La Haute juridiction poursuit sa réponse aux arguments de la société Mergermarket sous un angle plus pédagogique et permet ainsi de comprendre l’esprit du texte débattu.

 

« En imposant un devoir de confidentialité à toutes les personnes appelées à une procédure de conciliation ou de mandat ad hoc ou qui, par leurs fonctions, en ont connaissance, l’article L. 611-15 du code de commerce a posé le principe de la confidentialité des informations relatives à ces procédures, qui se justifie par la nécessité de protéger, notamment, les droits et libertés des entreprises qui y recourent ».

 

Et de poursuivre « l’effectivité de ce principe ne serait pas assurée si ce texte ne conduisait pas à ériger en faute la divulgation, par des organes de presse, hormis dans l’hypothèse d’un débat d’intérêt général, des informations ainsi protégées ».

 

Pour les juges de la Haute cour, « la société Mergermarket ne pouvait ignorer qu’elle publiait des informations protégées et que, ce faisant, elle risquait de causer un grave préjudice aux sociétés du groupe Consolis et, ainsi, d’engager sa responsabilité civile ».

 

II – 3.

 

Enfin, au grief d’absence de proportionnalité entre le montant des dommages et intérêts et la faute à réparer, la Cour de cassation répond que cette réparation qui doit être à la mesure du préjudice subi ne peut être disproportionnée. En divulguant des informations qu’elle savait couvertes par la confidentialité sans que cette divulgation soit justifiée par la nécessité d’informer le public sur une question d’intérêt général, la société Mergermarket a commis une faute à l’origine d’un préjudice.

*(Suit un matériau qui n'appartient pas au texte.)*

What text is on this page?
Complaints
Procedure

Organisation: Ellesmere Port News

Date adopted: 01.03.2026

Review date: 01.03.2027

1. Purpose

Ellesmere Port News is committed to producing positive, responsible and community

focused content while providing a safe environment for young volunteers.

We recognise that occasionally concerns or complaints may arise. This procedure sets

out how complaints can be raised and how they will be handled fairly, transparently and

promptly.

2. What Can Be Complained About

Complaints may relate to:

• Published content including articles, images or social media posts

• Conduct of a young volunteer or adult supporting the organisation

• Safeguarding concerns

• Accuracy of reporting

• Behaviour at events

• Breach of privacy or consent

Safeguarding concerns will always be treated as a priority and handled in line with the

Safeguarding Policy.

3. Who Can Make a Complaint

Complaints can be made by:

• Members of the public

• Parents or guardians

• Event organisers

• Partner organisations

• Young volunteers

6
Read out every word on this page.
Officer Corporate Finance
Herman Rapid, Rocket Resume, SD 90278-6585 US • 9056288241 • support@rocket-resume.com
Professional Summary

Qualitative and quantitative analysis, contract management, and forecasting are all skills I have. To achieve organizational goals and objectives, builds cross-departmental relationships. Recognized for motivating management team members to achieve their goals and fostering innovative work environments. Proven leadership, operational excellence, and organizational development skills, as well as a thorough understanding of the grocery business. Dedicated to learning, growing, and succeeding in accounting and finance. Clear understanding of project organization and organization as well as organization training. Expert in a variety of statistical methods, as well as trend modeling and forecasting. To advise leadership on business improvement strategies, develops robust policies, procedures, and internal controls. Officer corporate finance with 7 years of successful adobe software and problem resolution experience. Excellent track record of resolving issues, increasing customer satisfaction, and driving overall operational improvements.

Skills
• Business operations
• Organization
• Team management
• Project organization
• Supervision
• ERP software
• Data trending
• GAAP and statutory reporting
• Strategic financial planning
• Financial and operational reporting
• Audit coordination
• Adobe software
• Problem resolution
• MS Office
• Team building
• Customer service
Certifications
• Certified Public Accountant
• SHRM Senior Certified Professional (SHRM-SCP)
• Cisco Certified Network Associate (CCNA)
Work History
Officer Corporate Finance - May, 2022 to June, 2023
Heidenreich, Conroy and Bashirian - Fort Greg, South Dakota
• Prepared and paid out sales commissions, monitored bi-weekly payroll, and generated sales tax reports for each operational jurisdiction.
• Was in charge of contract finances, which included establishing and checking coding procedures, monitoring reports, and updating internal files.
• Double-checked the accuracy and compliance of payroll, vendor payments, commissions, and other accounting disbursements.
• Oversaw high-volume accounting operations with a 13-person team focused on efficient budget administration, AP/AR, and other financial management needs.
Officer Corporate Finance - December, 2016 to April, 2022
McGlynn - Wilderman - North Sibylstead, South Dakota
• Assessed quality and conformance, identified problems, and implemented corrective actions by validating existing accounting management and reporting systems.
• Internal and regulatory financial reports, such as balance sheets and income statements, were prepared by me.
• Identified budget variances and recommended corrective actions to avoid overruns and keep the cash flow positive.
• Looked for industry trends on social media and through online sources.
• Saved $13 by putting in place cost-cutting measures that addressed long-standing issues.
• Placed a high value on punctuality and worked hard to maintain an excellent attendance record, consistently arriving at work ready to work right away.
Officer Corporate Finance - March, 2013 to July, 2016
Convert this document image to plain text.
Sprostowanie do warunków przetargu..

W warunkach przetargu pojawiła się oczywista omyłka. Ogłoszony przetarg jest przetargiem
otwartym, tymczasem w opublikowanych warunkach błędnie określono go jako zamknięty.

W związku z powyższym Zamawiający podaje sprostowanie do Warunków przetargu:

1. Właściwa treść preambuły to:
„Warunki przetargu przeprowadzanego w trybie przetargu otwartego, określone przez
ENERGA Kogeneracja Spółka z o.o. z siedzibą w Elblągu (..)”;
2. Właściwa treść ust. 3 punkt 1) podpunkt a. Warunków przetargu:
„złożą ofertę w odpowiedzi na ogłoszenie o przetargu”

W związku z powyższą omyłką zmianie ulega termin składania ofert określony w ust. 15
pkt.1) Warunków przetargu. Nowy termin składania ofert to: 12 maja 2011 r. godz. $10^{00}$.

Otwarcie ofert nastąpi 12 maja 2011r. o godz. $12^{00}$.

Et « c’est dans l’exercice de son pouvoir souverain et sans avoir à effectuer la recherche invoquée par la cinquième branche que la cour d’appel a évalué le montant de la réparation propre à indemniser ce préjudice ».

 

*****

 

Ainsi, pour la Cour de cassation, l’article L. 611-15 du Code de commerce perdrait toute son effectivité relative à l’obligation de confidentialité dès lors qu’elle ne serait applicable qu’aux personnes qui sont parties à la procédure de conciliation ou de mandat ad hoc.